The collagen family of proteins have a fascinating, multi-hierarchical structure and a folding mechanism considerably different from typical globular proteins. This can immediately be seen by the unusual, repeating three amino acid sequence which frequently contains (hydroxyproline-proline-glycine)n. Whereas proline and glycine are typically thought of as structure-breaking amino acids, in collagen they are the keys to a well folded triple helix. Further, hydroxyproline, a post-translationally modified form of proline, is found in great abundance in collagen. These sequences self-assemble to form the most characteristic structure of collagen - the triple helix. Then depending on the type of collagen, these triple helices may continue to assemble to form larger and larger structures. Collagen plays a critical role in tissue organization, mechanical properties and regeneration. Furthermore, the characteristic triple helix of collagen can be found in viruses, bacteria, fungi and eukaryotes. In humans, collagen is by far the most abundant protein by mass. Because of their fascinating and unusual structure, their many important biological properties, their ubiquity across species and abundance in humans, our group has dedicated considerable effort to understand the structure, folding and self-assembly of collagen and collagen-like proteins. Active projects in this area include structure-stability relationships within the triple helix, covalent capture and other cross linking methods, the ability of a synthetic collagen to direct biological function, and the control of synthetic collagen self-assembly into higher order structures and functional biomaterials.

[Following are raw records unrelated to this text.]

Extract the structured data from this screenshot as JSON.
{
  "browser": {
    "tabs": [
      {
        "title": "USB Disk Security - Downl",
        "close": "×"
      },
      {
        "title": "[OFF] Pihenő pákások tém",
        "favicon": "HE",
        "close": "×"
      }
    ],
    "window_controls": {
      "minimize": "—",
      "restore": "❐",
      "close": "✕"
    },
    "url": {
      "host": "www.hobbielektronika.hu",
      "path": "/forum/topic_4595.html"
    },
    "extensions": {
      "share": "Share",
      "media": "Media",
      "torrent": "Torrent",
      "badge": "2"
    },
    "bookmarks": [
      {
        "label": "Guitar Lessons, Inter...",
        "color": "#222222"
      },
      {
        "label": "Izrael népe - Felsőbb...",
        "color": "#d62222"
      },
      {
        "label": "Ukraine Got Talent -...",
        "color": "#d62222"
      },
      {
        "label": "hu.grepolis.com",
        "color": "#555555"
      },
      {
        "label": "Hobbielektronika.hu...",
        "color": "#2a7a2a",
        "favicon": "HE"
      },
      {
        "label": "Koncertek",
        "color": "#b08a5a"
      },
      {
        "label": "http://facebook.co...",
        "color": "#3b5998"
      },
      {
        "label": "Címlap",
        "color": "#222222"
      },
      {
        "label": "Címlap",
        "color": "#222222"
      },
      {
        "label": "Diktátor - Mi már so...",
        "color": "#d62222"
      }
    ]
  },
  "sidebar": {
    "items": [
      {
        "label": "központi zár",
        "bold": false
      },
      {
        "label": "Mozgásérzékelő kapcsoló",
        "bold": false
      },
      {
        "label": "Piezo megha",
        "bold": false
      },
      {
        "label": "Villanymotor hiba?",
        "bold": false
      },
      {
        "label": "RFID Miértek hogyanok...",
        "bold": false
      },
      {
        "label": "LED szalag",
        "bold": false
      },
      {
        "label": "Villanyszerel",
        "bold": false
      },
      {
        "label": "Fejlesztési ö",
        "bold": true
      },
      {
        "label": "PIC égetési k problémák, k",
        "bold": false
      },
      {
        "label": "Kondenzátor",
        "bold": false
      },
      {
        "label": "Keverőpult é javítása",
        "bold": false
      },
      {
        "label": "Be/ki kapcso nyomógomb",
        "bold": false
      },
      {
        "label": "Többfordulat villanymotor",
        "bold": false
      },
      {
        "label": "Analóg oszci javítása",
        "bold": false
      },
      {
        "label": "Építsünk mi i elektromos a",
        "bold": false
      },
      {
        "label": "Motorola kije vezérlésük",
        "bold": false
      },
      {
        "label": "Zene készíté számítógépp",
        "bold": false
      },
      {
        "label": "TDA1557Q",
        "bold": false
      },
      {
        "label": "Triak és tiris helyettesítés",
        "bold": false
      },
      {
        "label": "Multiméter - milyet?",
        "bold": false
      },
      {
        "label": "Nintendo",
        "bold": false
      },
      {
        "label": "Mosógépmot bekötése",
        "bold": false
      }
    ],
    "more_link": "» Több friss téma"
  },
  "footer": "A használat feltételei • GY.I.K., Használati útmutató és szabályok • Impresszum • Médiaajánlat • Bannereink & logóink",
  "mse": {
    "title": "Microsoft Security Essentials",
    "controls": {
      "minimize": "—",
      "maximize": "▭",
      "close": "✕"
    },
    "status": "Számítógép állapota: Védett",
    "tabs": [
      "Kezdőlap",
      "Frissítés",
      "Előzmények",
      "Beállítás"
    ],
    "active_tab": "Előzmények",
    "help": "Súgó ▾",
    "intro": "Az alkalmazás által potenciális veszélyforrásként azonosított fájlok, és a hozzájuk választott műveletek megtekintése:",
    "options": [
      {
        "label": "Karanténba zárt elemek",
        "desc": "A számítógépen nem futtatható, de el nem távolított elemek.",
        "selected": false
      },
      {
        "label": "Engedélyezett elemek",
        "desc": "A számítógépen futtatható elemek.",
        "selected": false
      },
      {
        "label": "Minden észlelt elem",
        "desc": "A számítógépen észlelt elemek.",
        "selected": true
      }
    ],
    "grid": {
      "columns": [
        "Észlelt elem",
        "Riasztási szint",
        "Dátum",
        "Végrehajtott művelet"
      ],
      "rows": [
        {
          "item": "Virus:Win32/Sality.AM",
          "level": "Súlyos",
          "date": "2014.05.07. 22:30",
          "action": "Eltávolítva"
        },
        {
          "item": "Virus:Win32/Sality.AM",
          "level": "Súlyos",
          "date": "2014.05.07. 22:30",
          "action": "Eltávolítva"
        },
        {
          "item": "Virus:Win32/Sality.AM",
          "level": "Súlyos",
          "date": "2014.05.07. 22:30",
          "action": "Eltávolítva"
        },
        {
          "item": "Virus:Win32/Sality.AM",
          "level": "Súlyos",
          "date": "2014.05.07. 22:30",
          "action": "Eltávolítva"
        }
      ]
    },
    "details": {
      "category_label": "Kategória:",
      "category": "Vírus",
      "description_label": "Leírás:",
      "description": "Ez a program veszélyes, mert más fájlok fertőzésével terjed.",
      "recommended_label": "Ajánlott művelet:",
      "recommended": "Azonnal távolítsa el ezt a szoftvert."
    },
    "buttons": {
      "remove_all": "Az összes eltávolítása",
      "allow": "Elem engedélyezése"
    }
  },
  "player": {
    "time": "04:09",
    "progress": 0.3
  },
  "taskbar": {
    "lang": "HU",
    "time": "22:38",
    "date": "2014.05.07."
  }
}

In the protein folding energy landscape, beta-sheet structure is one of the most stable. Consequently it is also one of the most reliable to design and control. Our lab takes advantage of this in our “MultiDomain Peptides”, or MDPs, which are relatively short (~16 amino acid) peptides designed to fold into a beta-sheet conformation that allows for the self-assemble of nanofibers hundreds of nanometers in length while only about 8nm in width. These nano fibers form through the cooperative hydrophobic packing between two adjacent peptide lamellae and amide backbone hydrogen bonding running parallel to the fiber axis. Based on the design of the MDP, the nanofiber assembly is controlled by pH or ionic strength of the aqueous media. At appropriate peptide concentration (usually around 1% by weight) these peptides will self-assemble into nanofibers which subsequently entangle to form hydrogels. We have found that MDPs have remarkable biological and materials properties. For example in vivo these hydrogels are rapidly infiltrated with inflammatory cells which start a cascade of responses that quickly leads to dramatic angiogenesis (blood vessel formation) within the hydrogel. The formation of a suitable blood vessel network is one of the most important hallmarks of a successful tissue regeneration strategy. We are actively pursuing the use of these materials for peripheral nerve regeneration and volumetric muscle loss, diabetic wound healing, control of stem cell behavior, cancer immunotherapy and vaccine development.